Se encontró en un vasto salón cuyo ornamentado techo se sostenía sobre unas imponentes columnas de mármol negro. Nunca había estado en esa parte del palacio, y estaba preguntándose cómo salir de allí cuando oyó que alguien se acercaba. Al levantar la vista, vio a Ariakas. Por primera vez, Ariakas también lo vio a él.
«Esto no es ninguna coincidencia», pensó Raistlin, y se puso tenso.
Ariakas le preguntó por su habitación, si la encontraba de su gusto. Raistlin contestó que así era, sin mencionar que tenía la intención de abandonarla en cuanto tuviera ocasión. Ariakas mencionó que Raistlin tenía que estar agradecido a Kit por su «puesto», lo que significaba, dado que Raistlin todavía no tenía ningún puesto, que no tenía nada que agradecerle. Raistlin se limitó a decir que era mucho lo que debía a su hermana.
A Ariakas no debió de gustarle el tono que empleó, pues frunció el entrecejo y dijo algo sobre que la mayoría de los hombres se humillaban y acobardaban delante de él. Después de haberse negado a humillarse y acobardarse ante la reina, Raistlin no estaba dispuesto a arrastrarse ante el lacayo de ésta. No obstante, no pudo evitar mostrarse un poco adulador y, más o menos, le contestó que sentirse impresionado no le hacía sentirse temeroso, y añadió que sabía que a Ariakas no le servían para nada los hombres temerosos.

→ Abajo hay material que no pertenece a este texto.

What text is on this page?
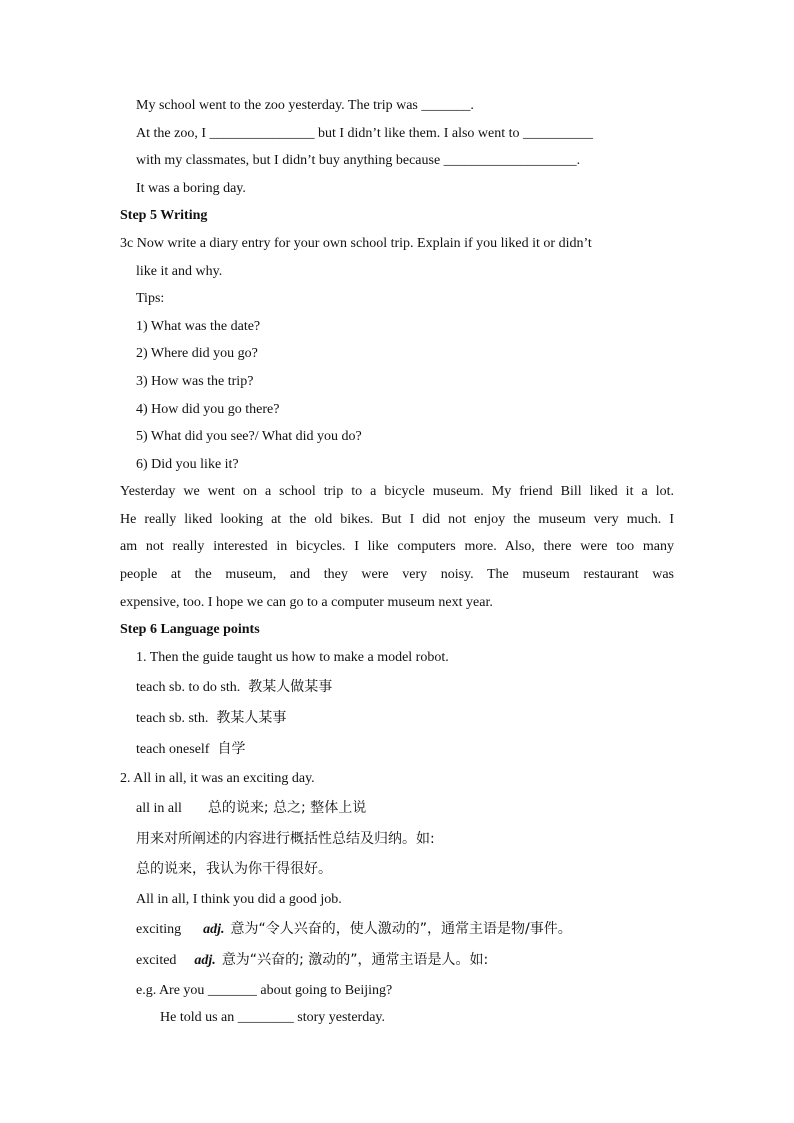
My school went to the zoo yesterday. The trip was _______.
At the zoo, I _______________ but I didn’t like them. I also went to __________
with my classmates, but I didn’t buy anything because ___________________.
It was a boring day.
Step 5 Writing
3c Now write a diary entry for your own school trip. Explain if you liked it or didn’t
like it and why.
Tips:
1) What was the date?
2) Where did you go?
3) How was the trip?
4) How did you go there?
5) What did you see?/ What did you do?
6) Did you like it?
Yesterday we went on a school trip to a bicycle museum. My friend Bill liked it a lot.
He really liked looking at the old bikes. But I did not enjoy the museum very much. I
am not really interested in bicycles. I like computers more. Also, there were too many
people at the museum, and they were very noisy. The museum restaurant was
expensive, too. I hope we can go to a computer museum next year.
Step 6 Language points
1. Then the guide taught us how to make a model robot.
teach sb. to do sth. 教某人做某事
teach sb. sth. 教某人某事
teach oneself 自学
2. All in all, it was an exciting day.
all in all 总的说来; 总之; 整体上说
用来对所阐述的内容进行概括性总结及归纳。如:
总的说来，我认为你干得很好。
All in all, I think you did a good job.
exciting adj. 意为“令人兴奋的，使人激动的”，通常主语是物/事件。
excited adj. 意为“兴奋的; 激动的”，通常主语是人。如:
e.g. Are you _______ about going to Beijing?
He told us an ________ story yesterday.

—Preferiría que me admirarais —replicó Raistlin.
Ariakas se echó a reír y dijo que todavía no lo admiraba, pero que quizá lo hiciera algún día, cuando demostrara que lo merecía. Después, Ariakas siguió su camino.
Ese mismo día Raistlin se fue del Palacio Rojo. Recorrió los corredores de la magia para no tener que cruzar una de las puertas de la ciudad. No obstante, no tuvo más remedio que caminar por las calles de la ciudad, y se le aceleró el pulso cuando vio a dos draconianos con la insignia de la guardia del templo.
Por suerte para él, el alboroto provocado por la muerte del Ejecutor había ido apaciguándose. El Señor de la Noche creía que los Túnicas Negras de la Torre habían tenido algo que ver con el asesinato y, como los tres estaban muertos, había dejado de dar caza a los hechiceros. Había arrestado a numerosos «cómplices», había torturado a las víctimas hasta que habían confesado, les había dado muerte y después había anunciado que el caso estaba cerrado.
Raistlin temió que un pececillo tan pequeño como Mari hubiera quedado atrapado en las amplias redes del Señor de la Noche. Preguntó por la calle y descubrió que todos los sospechosos habían sido humanos, cosa que lo dejó más tranquilo. Se dijo a sí mismo que su preocupación por la kender sólo se debía a que había sido tan estúpido como para decirle su verdadero nombre.